Em 10 de dezembro de 2000, com o título "Acordo prevê que Nicolau preserve EJ", o jornal voltou a ataca-lo, isso porque, diante do que o juiz nada afirmar envolvendo-o, apressou-se o jornal em colocar em dúvida a palavra ou o silêncio de Nicolau dos Santos, fazendo de forma indigna quando afirma "acordo secreto", como se isso fosse possível, e como se suas reportagens fossem verdadeiras, não obstante nova oficial da Presidência da República, de 12/12/2000.

Na reportagem do dia 05/01/2001, cuja manchete afirmava "DEPOIMENTO DE NICOLAU CONTRADIZ EJ e TUMA", no bojo da reportagem afirma "Eduardo Jorge jamais indicou qualquer juiz para ser nomeado no TRT. Jamais houve qualquer acordo no sentido de que fossem nomeados juízes classistas simpáticos ao Plano Real, a fim de evitar a instabilidade do plano em decisões de dissídios coletivos", a teor do depoimento do preso Nicolau, prestado à Polícia Federal, em harmonia com suas afirmações anteriores (do autor), não existiu nenhuma contradição entre os depoimentos prestados (autor e Juiz Nicolau).

No dia 20/06/2001, nova reportagem tenta envolver o autor com sua evolução patrimonial: "EJ depõe e não indica origem de dinheiro", isso após novo depoimento do autor no Senado Federal, à Comissão de Fiscalização e Controle, em desarmonia com as notas taquigráficas do depoimento prestado, especialmente quando afirmou que "A segunda coisa que posso dizer, com absoluta certeza e tranqüilidade, é que sei de onde não vêm. Não vem de nenhum negócio ilícito, nada nebuloso, confuso. Num prazo muito curto mandarei a documentação necessário para V.Exas.", o que foi feito, como também foram explicadas as origens dos valores existentes em sua conta.

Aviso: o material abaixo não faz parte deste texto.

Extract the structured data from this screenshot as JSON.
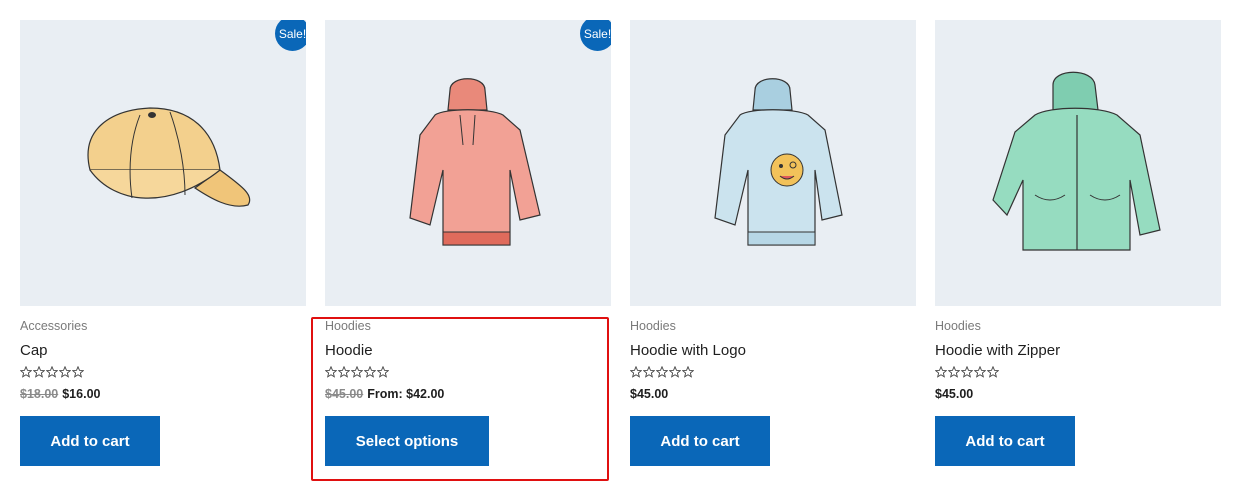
{
  "products": [
    {
      "category": "Accessories",
      "title": "Cap",
      "sale_badge": "Sale!",
      "old_price": "$18.00",
      "price": "$16.00",
      "button": "Add to cart",
      "rating_stars": 0,
      "max_stars": 5,
      "image_icon": "cap-image"
    },
    {
      "category": "Hoodies",
      "title": "Hoodie",
      "sale_badge": "Sale!",
      "old_price": "$45.00",
      "price": "From: $42.00",
      "button": "Select options",
      "rating_stars": 0,
      "max_stars": 5,
      "image_icon": "hoodie-image"
    },
    {
      "category": "Hoodies",
      "title": "Hoodie with Logo",
      "old_price": "",
      "price": "$45.00",
      "button": "Add to cart",
      "rating_stars": 0,
      "max_stars": 5,
      "image_icon": "hoodie-logo-image"
    },
    {
      "category": "Hoodies",
      "title": "Hoodie with Zipper",
      "old_price": "",
      "price": "$45.00",
      "button": "Add to cart",
      "rating_stars": 0,
      "max_stars": 5,
      "image_icon": "hoodie-zipper-image"
    }
  ],
  "colors": {
    "accent": "#0a67b8",
    "thumb_bg": "#e9eef3",
    "highlight": "#e01010"
  }
}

Reproduzidas as matérias ditas ofensivas, mister discorrer acerca da responsabilidade civil da ré para constatar, cristalinamente, a sua obrigação de indenizar.

A responsabilidade civil subjetiva prescinde, além dos elementos essenciais (autoria, dano e nexo de causalidade), da existência da figura do dolo ou culpa.

Assim, se na divulgação das notícias envolvendo o autor, a ré extrapolou seu limite de informar, se violou norma de direito que tutela os interesses do autor das reportagens, causando-lhe prejuízo à sua honra, imagem, vida privada, intimidade etc, certamente, incidiu em abuso no exercício da liberdade de manifestação de pensamento e de informação.

Simples leitura das notícias, notas e charges envolvendo o autor, longe de representar simples notícias informativas, bem configuram indiscutíveis ofensas à honra, conceito, reputação e imagem do autor.

Como se extraem das publicações, sem exceção, o autor é apontado como envolvido direto no gravíssimo crime de desvio de verbas públicas, o que, mesmo em se supondo críveis, coerentes e fidedignas as palavras das pessoas que transmitiram as informações aos jornais da ré, implicou frontal lesão ao conceito pessoal do ofendido, e foram publicadas sem que houvesse qualquer confirmação de sua veracidade, ou que se contivesse a versão do acusado. Nada disso ocorreu.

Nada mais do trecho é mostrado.